The Notre-Dame Cathedral held its first mass on Saturday after a fire burned through its famed roof and iconic spire exactly two months ago to the day.
The service was small with only about 30 total people allowed into the building. One more out of the ordinary feature of the typically grand Parisian church’s mass: the archbishop of Paris wore a white, hard hat instead of his traditional miter, NPR reported.
The mass was closed to the public for security and safety reasons — each attendee was required to wear a safety hat as well — so the archbishop was joined by fellow clergy members and people working on the site. The church itself is still in a “fragile state,” according to France’s Culture Minister Franck Riester, and the partially damaged vault, in particular, is not fully secured and could possibly still collapse.

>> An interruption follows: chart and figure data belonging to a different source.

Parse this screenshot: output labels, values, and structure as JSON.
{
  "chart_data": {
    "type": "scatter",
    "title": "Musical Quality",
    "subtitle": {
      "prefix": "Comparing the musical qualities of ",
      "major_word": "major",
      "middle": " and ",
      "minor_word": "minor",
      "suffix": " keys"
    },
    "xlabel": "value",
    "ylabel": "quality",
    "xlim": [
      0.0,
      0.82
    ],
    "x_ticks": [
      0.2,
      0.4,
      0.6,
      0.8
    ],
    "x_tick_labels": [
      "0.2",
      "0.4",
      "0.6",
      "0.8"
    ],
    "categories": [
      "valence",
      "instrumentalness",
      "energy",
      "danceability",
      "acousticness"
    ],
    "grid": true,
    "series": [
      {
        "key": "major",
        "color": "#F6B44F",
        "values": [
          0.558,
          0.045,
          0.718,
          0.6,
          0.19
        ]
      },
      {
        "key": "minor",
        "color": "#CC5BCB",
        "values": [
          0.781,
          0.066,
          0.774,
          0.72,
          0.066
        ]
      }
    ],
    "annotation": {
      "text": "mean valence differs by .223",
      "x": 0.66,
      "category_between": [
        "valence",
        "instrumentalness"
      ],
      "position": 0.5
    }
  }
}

Rehabilitation teams are currently using robots to remove some debris from such delicate and unsound areas of the cathedral and until it is all cleared away, the vault will not be able to be fully inspected. It is known, however, and proclaimed as rather “miraculous,” as deputy director at the Research Laboratory of Historic Monuments, Thierry Zimmer, put it, that none of the process art inside the church was ruined.
Archbishop Michel Aupetit said in his homily that the more than 850-year-old structure is “the fruit of human genius, a masterpiece of man,” that is appreciated by all humankind, not just the world’s Catholics and Christians.